Athletes deal with issues relating to pain and function on a weekly basis. Using mocap data allows professionals to pick out details within the kinematic sequence of a movement and any ROM limitations related to pain and injury.
To give you an example; a kickboxing coach may observe a roundhouse move and notice the player is not kicking correctly and the muscles are attempting to compensate in order to
generate great force - exerting extra energy and increasing risk of injury. One aspect would be to look at the hips, seeing if they are turning their hips as their leg is in the air; using a mocap the coach can specifically look at the ROM in the hips to identify, with greater accuracy, if they are rotating enough to produce that force. Alternatively, inspecting the ankle ROM to identify any excess eversion/inversion while the lower extremity is trying to support the body.
Studying elite athletes teaches physicians from the Rush University Medical Centre how to better treat them. Commenting on their work with the Joffrey Ballet - the world class dance company based in Chicago - they explain;
“Using infrared cameras and wearable sensors, we can measure movement in incredible detail.This work informs doctors and helps people live longer with less pain.”

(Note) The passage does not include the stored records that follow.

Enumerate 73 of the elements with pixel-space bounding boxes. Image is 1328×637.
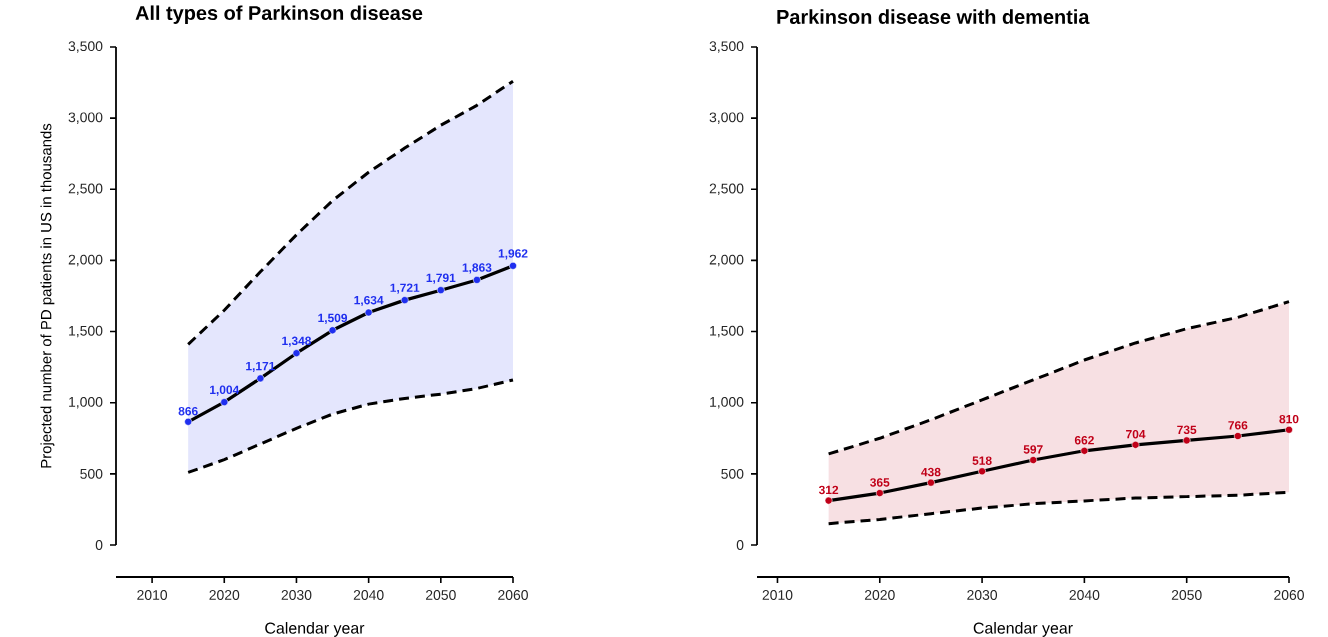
point bbox=[1285, 425, 1293, 434]
x-tick-label: 2060 bbox=[1274, 590, 1304, 600]
data-label: 518 bbox=[972, 456, 992, 465]
data-label: 1,634 bbox=[354, 295, 384, 307]
x-tick-label: 2010 bbox=[762, 590, 793, 600]
x-tick-label: 2050 bbox=[425, 590, 456, 600]
x-tick-label: 2020 bbox=[209, 590, 240, 600]
x-tick-label: 2040 bbox=[1069, 590, 1100, 600]
point bbox=[824, 496, 833, 505]
point bbox=[1233, 432, 1242, 440]
y-tick-label: 0 bbox=[736, 540, 744, 550]
point bbox=[364, 308, 373, 317]
y-tick-label: 3,500 bbox=[68, 41, 103, 53]
data-label: 1,721 bbox=[390, 283, 420, 294]
y-tick-label: 1,000 bbox=[69, 396, 103, 409]
y-tick-label: 0 bbox=[95, 540, 103, 550]
data-label: 597 bbox=[1023, 445, 1043, 454]
data-label: 1,863 bbox=[462, 263, 492, 274]
data-label: 662 bbox=[1074, 435, 1094, 445]
chart-title: Parkinson disease with dementia bbox=[777, 9, 1090, 24]
x-tick-label: 2020 bbox=[864, 590, 895, 600]
point bbox=[400, 296, 409, 305]
y-tick-label: 500 bbox=[80, 468, 103, 479]
x-axis-title: Calendar year bbox=[973, 622, 1073, 637]
point bbox=[1182, 436, 1191, 445]
point bbox=[1080, 446, 1089, 455]
point bbox=[328, 326, 337, 335]
data-label: 704 bbox=[1126, 429, 1146, 439]
y-axis-title: Projected number of PD patients in US in thousands bbox=[40, 123, 55, 468]
data-label: 866 bbox=[178, 406, 198, 416]
y-tick-label: 500 bbox=[721, 468, 744, 479]
chart-title: All types of Parkinson disease bbox=[135, 5, 423, 24]
data-label: 766 bbox=[1228, 421, 1248, 430]
point bbox=[220, 398, 229, 407]
data-label: 1,509 bbox=[318, 313, 348, 324]
y-tick-label: 2,000 bbox=[68, 254, 103, 267]
x-tick-label: 2030 bbox=[967, 590, 998, 600]
point bbox=[927, 478, 935, 487]
x-axis-title: Calendar year bbox=[265, 622, 365, 637]
x-tick-label: 2050 bbox=[1171, 590, 1202, 600]
data-label: 438 bbox=[921, 467, 941, 477]
y-tick-label: 2,500 bbox=[709, 183, 744, 196]
point bbox=[978, 467, 986, 476]
x-tick-label: 2060 bbox=[498, 590, 528, 600]
y-tick-label: 3,000 bbox=[68, 112, 103, 124]
y-tick-label: 3,500 bbox=[709, 41, 744, 53]
x-tick-label: 2030 bbox=[281, 590, 312, 600]
x-tick-label: 2010 bbox=[137, 590, 168, 600]
data-label: 365 bbox=[870, 478, 890, 487]
x-tick-label: 2040 bbox=[353, 590, 384, 600]
data-label: 1,962 bbox=[498, 249, 528, 260]
point bbox=[1131, 440, 1140, 449]
point bbox=[473, 276, 481, 284]
point bbox=[184, 417, 193, 426]
data-label: 1,791 bbox=[426, 273, 456, 284]
point bbox=[256, 374, 265, 383]
y-tick-label: 2,000 bbox=[709, 254, 744, 267]
point bbox=[509, 261, 517, 270]
y-tick-label: 1,000 bbox=[710, 396, 744, 409]
data-label: 1,171 bbox=[246, 361, 275, 372]
data-label: 735 bbox=[1177, 425, 1197, 435]
y-tick-label: 3,000 bbox=[709, 112, 744, 124]
data-label: 1,348 bbox=[282, 336, 312, 347]
point bbox=[436, 286, 445, 295]
y-tick-label: 2,500 bbox=[68, 183, 103, 196]
data-label: 1,004 bbox=[210, 385, 240, 396]
data-label: 810 bbox=[1279, 414, 1299, 424]
data-label: 312 bbox=[818, 485, 839, 495]
point bbox=[1029, 456, 1038, 464]
y-tick-label: 1,500 bbox=[69, 325, 103, 338]
y-tick-label: 1,500 bbox=[710, 325, 744, 338]
point bbox=[875, 489, 884, 497]
point bbox=[292, 349, 301, 358]
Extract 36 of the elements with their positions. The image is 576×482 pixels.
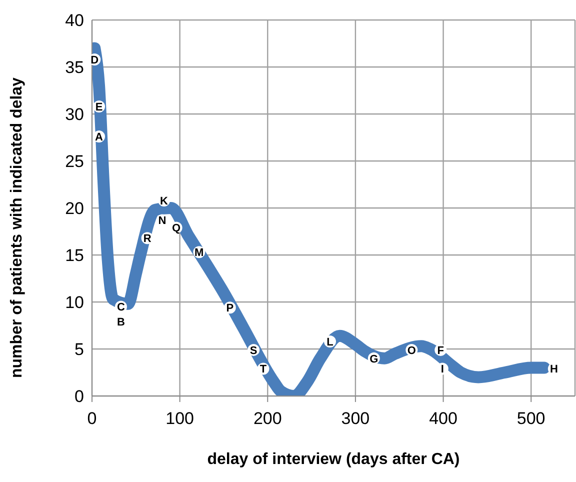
x-tick-label: 0 <box>87 409 97 428</box>
y-tick-label: 5 <box>74 340 84 360</box>
annotation: G <box>370 353 378 366</box>
x-tick-label: 400 <box>429 409 458 428</box>
annotation: R <box>143 232 152 245</box>
annotation: Q <box>172 222 182 235</box>
annotation: N <box>158 215 166 228</box>
x-tick-label: 100 <box>166 409 194 428</box>
annotation: S <box>250 344 258 357</box>
x-tick-label: 300 <box>341 409 370 428</box>
y-tick-label: 40 <box>65 11 84 30</box>
annotation: A <box>95 131 104 144</box>
annotation: D <box>90 54 99 66</box>
annotation: E <box>95 101 103 114</box>
x-axis-title: delay of interview (days after CA) <box>207 451 460 468</box>
annotation: L <box>326 336 334 348</box>
annotation: B <box>117 316 126 329</box>
annotation: C <box>117 302 126 314</box>
annotation: I <box>440 364 444 376</box>
annotation: P <box>226 302 234 315</box>
annotation: O <box>407 344 416 357</box>
y-tick-label: 35 <box>65 58 84 78</box>
x-tick-label: 200 <box>253 409 282 428</box>
y-tick-label: 20 <box>65 199 84 218</box>
annotation: M <box>194 247 204 260</box>
y-tick-label: 30 <box>65 105 84 124</box>
annotation: T <box>260 364 267 376</box>
y-tick-label: 25 <box>65 152 84 172</box>
x-tick-label: 500 <box>516 409 546 428</box>
y-axis-title: number of patients with indicated delay <box>8 77 26 378</box>
y-tick-label: 0 <box>74 387 84 406</box>
y-tick-label: 10 <box>65 293 84 312</box>
y-tick-label: 15 <box>65 246 84 266</box>
annotation: K <box>160 195 168 208</box>
annotation: H <box>550 364 558 376</box>
annotation: F <box>437 344 444 357</box>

We love the visuals in their video that combines motion capture with ballet:
3. Improving team strategy
We’ve discussed the benefits for individual performance, but can mocap technology do anything for team cohesion and strategy? Absolutely. The analysis now available through 3D software goes way beyond a single player or athlete. By tracking a duo, trio or complete team, coaches are able to analyse both post-match or training sessions in realtime, to create better plays, offences or defences. Using positional data via GPS, the coach can track the direction and intensity, jumps, accelerations and decelerations, direction changes in each athlete - enabling the coach to see how the team is running their tactical formations, or when an athlete is fatigued by tracking their running intensities in intervals. Data is available to the coach, medical, and team analysts to transfer and communicate during the match in real-time to make critical decisions.
The latest piece of kit is a GPS vest from Catapult Sports. Worn over the usual strip by footballers, it allows coaches to monitor the formation of the whole team during offence/defence and analyse post-match. The analytics, which include football specific algorithms, can be visually shared with the team during coaching sessions and used to work on team strategy as well as individual progress.
4. Strength, conditioning and synergy
At elite level we know that tiny tweaks can make a huge difference, and mocap is helping in this arena. Using ROM data to find asymmetries or poor alignment during athletes movement allows coaches and physios optimum insight; from pinpointing a weak muscle that requires a strengthening program to confirming the slightest displacement which can’t be seen with the naked eye.
ROM data also helps in the understanding of kinematic sequencing, carefully breaking down each phase of a movement. We see this used commonly now in the golfing world, with performance coaches using mocap to track a players pelvic rotation during a swing and how this impacts on the power of that swing which fundamentally impacts the whole game.
Many prominent players have their own signature swing, and not all players have the same style. However, it is undeniable that lower body and core coordination is key to generate an effective force. There is a lot going on during a golf swing and it happens very quickly. You can use ROM data to slow down the movement and break it down into parts that make sense for the coach to understand the underlining biomechanics of the individual’s swing.
The coach is able to look at the swing in greater detail in any style and provide a proper bespoke training to the player. Capturing ROM data at pre- and post-training intervention is the best way to know if your training program means incorporating plyometric or stabilization exercises to enhance your golfers’ performance.